In 2005 I spent two months living and working with a group of farmers who are part of a widespread tradition in northwest Tanzania: making music and dance in the fields, as they work.
It's a sort of singing, dancing, farming cooperative. One day they'll till or weed one member of the groups field, another day they'll move on to someone else's. Imagine getting together with fifteen of your friends and saying: okay, today we're going to weed Tom's garden, tomorrow we're going to weed Chrissy's and on Wednesday we're going to go over to Ellen's place.

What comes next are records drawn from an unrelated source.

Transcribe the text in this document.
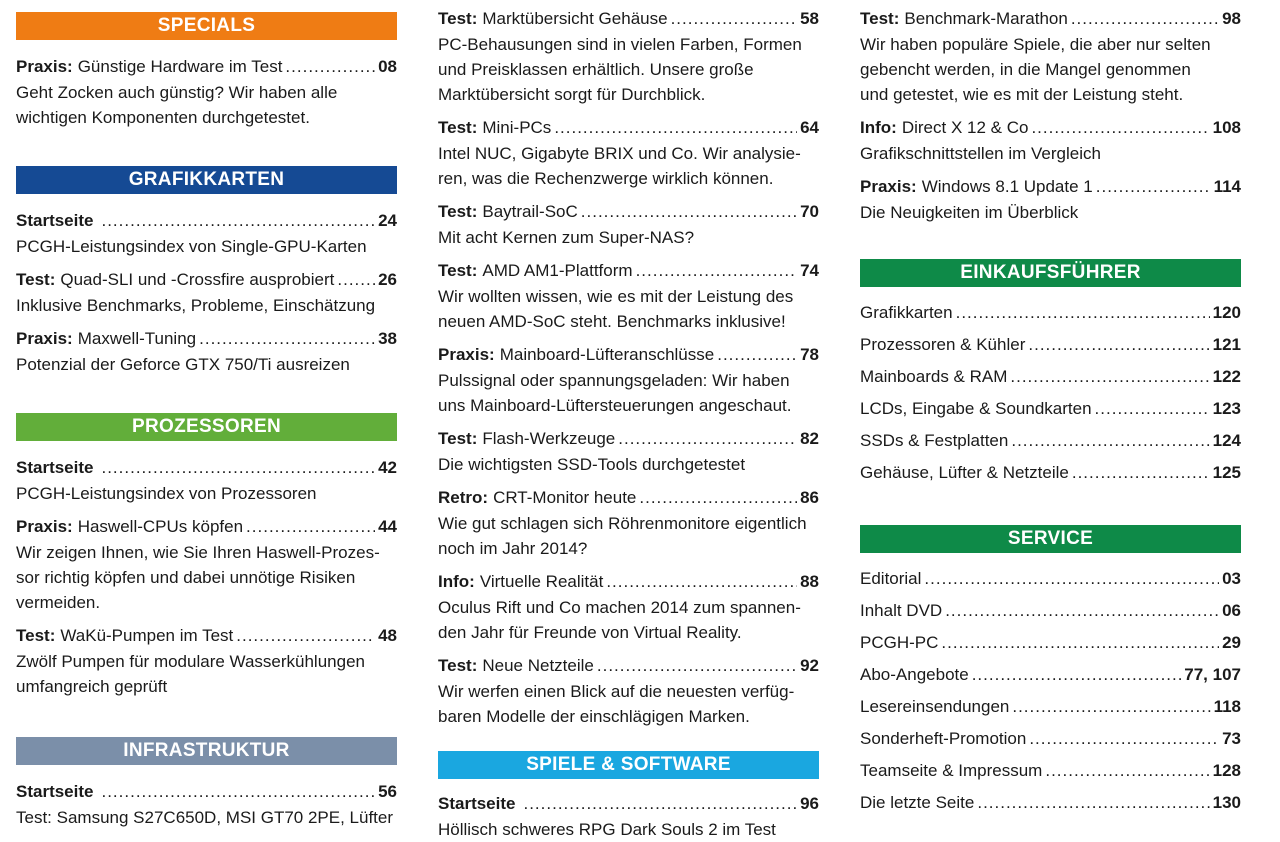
SPECIALS
Praxis: Günstige Hardware im Test .....	08
Geht Zocken auch günstig? Wir haben alle
wichtigen Komponenten durchgetestet.
GRAFIKKARTEN
Startseite .....	24
PCGH-Leistungsindex von Single-GPU-Karten
Test: Quad-SLI und -Crossfire ausprobiert .....	26
Inklusive Benchmarks, Probleme, Einschätzung
Praxis: Maxwell-Tuning .....	38
Potenzial der Geforce GTX 750/Ti ausreizen
PROZESSOREN
Startseite .....	42
PCGH-Leistungsindex von Prozessoren
Praxis: Haswell-CPUs köpfen .....	44
Wir zeigen Ihnen, wie Sie Ihren Haswell-Prozes-
sor richtig köpfen und dabei unnötige Risiken
vermeiden.
Test: WaKü-Pumpen im Test .....	48
Zwölf Pumpen für modulare Wasserkühlungen
umfangreich geprüft
INFRASTRUKTUR
Startseite .....	56
Test: Samsung S27C650D, MSI GT70 2PE, Lüfter
Test: Marktübersicht Gehäuse .....	58
PC-Behausungen sind in vielen Farben, Formen
und Preisklassen erhältlich. Unsere große
Marktübersicht sorgt für Durchblick.
Test: Mini-PCs .....	64
Intel NUC, Gigabyte BRIX und Co. Wir analysie-
ren, was die Rechenzwerge wirklich können.
Test: Baytrail-SoC .....	70
Mit acht Kernen zum Super-NAS?
Test: AMD AM1-Plattform .....	74
Wir wollten wissen, wie es mit der Leistung des
neuen AMD-SoC steht. Benchmarks inklusive!
Praxis: Mainboard-Lüfteranschlüsse .....	78
Pulssignal oder spannungsgeladen: Wir haben
uns Mainboard-Lüftersteuerungen angeschaut.
Test: Flash-Werkzeuge .....	82
Die wichtigsten SSD-Tools durchgetestet
Retro: CRT-Monitor heute .....	86
Wie gut schlagen sich Röhrenmonitore eigentlich
noch im Jahr 2014?
Info: Virtuelle Realität .....	88
Oculus Rift und Co machen 2014 zum spannen-
den Jahr für Freunde von Virtual Reality.
Test: Neue Netzteile .....	92
Wir werfen einen Blick auf die neuesten verfüg-
baren Modelle der einschlägigen Marken.
SPIELE & SOFTWARE
Startseite .....	96
Höllisch schweres RPG Dark Souls 2 im Test
Test: Benchmark-Marathon .....	98
Wir haben populäre Spiele, die aber nur selten
gebencht werden, in die Mangel genommen
und getestet, wie es mit der Leistung steht.
Info: Direct X 12 & Co .....	108
Grafikschnittstellen im Vergleich
Praxis: Windows 8.1 Update 1 .....	114
Die Neuigkeiten im Überblick
EINKAUFSFÜHRER
Grafikkarten .....	120
Prozessoren & Kühler .....	121
Mainboards & RAM .....	122
LCDs, Eingabe & Soundkarten .....	123
SSDs & Festplatten .....	124
Gehäuse, Lüfter & Netzteile .....	125
SERVICE
Editorial .....	03
Inhalt DVD .....	06
PCGH-PC .....	29
Abo-Angebote .....	77, 107
Lesereinsendungen .....	118
Sonderheft-Promotion .....	73
Teamseite & Impressum .....	128
Die letzte Seite .....	130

It's called "reciprocal village labor" and that's exactly what they do in Tanzania only they sing and dance and have fun while they do it. It's a community party in the field and and it's amazing to behold- or event to try out in your own neighborhood. It makes your work seem so much more doable if you've got a mob of friends helping you out.
To top it off, many of these groups develop songs and dances throughout the farming season that they then use to compete against similar groups during harvest festivals.
There are many different styles of musical labor in the region: one style uses only bells on the wrist to accompany songs, some are purely a capella, others include drums or other instruments.
The first part of the clip (which is the title sequence for a longer film about musical labor that I will share with you over time) is a tradition called "magungulu" which only uses bells. In the second clip Hoja Charles, the group leader, plays the Kadete, a "spike fiddle", which is made from a small lizard-skin drum, bicycle brake cable, and a bow made of a stick and sisal fibers.